A Primeira Turma do Supremo Tribunal Federal (STF) inicia, nesta segunda-feira (24), uma votação em ambiente virtual para definir se mantém a prisão do ex-presidente Jair Bolsonaro, detido no último sábado (22) por determinação do ministro Alexandre de Moraes.

A decisão de Moraes se baseou em dois pontos principais: a tentativa de violação da tornozeleira eletrônica por parte de Bolsonaro e o risco de fuga, agravado por uma vigília organizada em frente à residência do ex-presidente, liderada pelo senador Flávio Bolsonaro (PL-RJ), filho mais velho do ex-chefe do Executivo.

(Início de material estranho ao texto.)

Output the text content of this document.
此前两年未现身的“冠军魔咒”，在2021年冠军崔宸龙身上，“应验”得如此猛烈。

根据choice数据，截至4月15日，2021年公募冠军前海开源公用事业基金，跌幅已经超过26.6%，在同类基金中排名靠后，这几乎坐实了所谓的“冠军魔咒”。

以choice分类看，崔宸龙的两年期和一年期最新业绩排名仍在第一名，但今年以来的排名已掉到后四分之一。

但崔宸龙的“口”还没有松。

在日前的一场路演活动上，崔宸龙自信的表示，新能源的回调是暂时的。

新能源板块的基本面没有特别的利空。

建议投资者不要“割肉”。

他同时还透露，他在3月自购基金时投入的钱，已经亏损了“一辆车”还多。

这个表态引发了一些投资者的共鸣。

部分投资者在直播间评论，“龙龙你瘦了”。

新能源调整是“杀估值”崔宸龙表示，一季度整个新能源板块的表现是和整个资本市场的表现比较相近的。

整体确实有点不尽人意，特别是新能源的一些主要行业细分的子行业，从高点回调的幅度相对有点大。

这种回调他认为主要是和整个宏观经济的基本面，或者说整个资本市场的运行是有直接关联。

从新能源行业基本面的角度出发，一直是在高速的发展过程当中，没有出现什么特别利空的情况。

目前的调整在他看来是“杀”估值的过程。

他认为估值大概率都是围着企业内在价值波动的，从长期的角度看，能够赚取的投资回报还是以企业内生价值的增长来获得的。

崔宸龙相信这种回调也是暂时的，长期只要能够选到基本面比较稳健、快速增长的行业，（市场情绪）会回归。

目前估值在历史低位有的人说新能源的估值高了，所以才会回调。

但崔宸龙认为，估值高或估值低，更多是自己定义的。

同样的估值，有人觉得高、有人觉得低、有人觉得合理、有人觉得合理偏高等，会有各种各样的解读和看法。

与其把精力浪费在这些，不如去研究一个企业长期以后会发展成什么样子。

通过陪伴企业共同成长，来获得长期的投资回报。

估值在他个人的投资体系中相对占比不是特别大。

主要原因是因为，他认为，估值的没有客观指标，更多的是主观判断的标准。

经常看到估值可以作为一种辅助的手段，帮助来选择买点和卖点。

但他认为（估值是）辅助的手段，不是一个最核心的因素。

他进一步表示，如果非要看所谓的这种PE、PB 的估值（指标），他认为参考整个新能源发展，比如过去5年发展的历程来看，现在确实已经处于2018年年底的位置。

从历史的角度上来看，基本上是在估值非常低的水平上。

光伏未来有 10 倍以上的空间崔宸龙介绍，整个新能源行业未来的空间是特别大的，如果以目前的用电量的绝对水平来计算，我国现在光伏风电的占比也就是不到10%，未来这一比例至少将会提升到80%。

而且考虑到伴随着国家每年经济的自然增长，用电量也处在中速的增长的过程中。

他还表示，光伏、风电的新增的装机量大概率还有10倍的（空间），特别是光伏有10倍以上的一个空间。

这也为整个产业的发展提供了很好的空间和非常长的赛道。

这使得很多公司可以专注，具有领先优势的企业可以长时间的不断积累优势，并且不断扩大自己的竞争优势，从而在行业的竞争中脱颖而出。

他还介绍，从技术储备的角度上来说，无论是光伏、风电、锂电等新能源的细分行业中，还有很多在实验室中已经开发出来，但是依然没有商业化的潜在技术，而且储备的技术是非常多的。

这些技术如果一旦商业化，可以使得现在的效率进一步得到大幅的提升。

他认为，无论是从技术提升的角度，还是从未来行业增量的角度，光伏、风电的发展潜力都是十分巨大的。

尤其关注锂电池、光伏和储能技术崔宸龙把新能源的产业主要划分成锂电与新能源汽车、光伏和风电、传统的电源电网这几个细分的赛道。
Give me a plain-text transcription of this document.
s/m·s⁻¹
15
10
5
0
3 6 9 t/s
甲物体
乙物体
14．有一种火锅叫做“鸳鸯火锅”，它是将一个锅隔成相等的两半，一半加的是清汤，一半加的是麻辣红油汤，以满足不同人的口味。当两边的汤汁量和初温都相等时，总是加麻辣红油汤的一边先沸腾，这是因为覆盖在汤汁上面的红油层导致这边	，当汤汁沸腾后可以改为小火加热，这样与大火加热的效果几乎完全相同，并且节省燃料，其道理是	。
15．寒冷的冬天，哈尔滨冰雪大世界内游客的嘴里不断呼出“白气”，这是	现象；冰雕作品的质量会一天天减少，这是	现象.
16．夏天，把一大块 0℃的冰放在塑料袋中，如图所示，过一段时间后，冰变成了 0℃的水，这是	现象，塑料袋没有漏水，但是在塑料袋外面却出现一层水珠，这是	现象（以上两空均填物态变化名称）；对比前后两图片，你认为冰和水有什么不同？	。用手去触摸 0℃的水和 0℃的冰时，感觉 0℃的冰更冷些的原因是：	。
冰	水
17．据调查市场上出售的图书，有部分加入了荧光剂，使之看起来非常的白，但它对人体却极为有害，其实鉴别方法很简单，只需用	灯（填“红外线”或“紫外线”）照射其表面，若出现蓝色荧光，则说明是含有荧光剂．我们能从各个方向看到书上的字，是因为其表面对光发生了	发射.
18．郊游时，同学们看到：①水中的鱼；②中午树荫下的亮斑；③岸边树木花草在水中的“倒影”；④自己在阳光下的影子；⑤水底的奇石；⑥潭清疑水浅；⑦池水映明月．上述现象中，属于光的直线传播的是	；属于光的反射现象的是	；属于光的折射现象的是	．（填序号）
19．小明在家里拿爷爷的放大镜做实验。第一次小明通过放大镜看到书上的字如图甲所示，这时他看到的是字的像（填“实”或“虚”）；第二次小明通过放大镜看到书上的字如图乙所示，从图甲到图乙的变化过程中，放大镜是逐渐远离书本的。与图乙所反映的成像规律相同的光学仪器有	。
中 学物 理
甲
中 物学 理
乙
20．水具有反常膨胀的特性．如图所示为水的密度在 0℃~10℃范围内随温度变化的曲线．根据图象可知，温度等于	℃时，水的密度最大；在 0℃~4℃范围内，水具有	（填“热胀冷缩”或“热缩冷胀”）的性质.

Segundo informações divulgadas, Bolsonaro teria utilizado um ferro de solda para danificar o equipamento de monitoramento, o que gerou alerta à Secretaria de Administração Penitenciária do Distrito Federal. O ministro considerou a ação uma tentativa deliberada de burlar as medidas cautelares impostas anteriormente.

Defesa alega confusão mental

A equipe jurídica do ex-presidente justificou o episódio afirmando que Bolsonaro teria passado por um momento de “confusão mental”, supostamente provocado por efeitos colaterais de medicamentos. Segundo os advogados, ele sofreu uma alucinação momentânea e, por isso, tentou remover o dispositivo eletrônico de monitoramento.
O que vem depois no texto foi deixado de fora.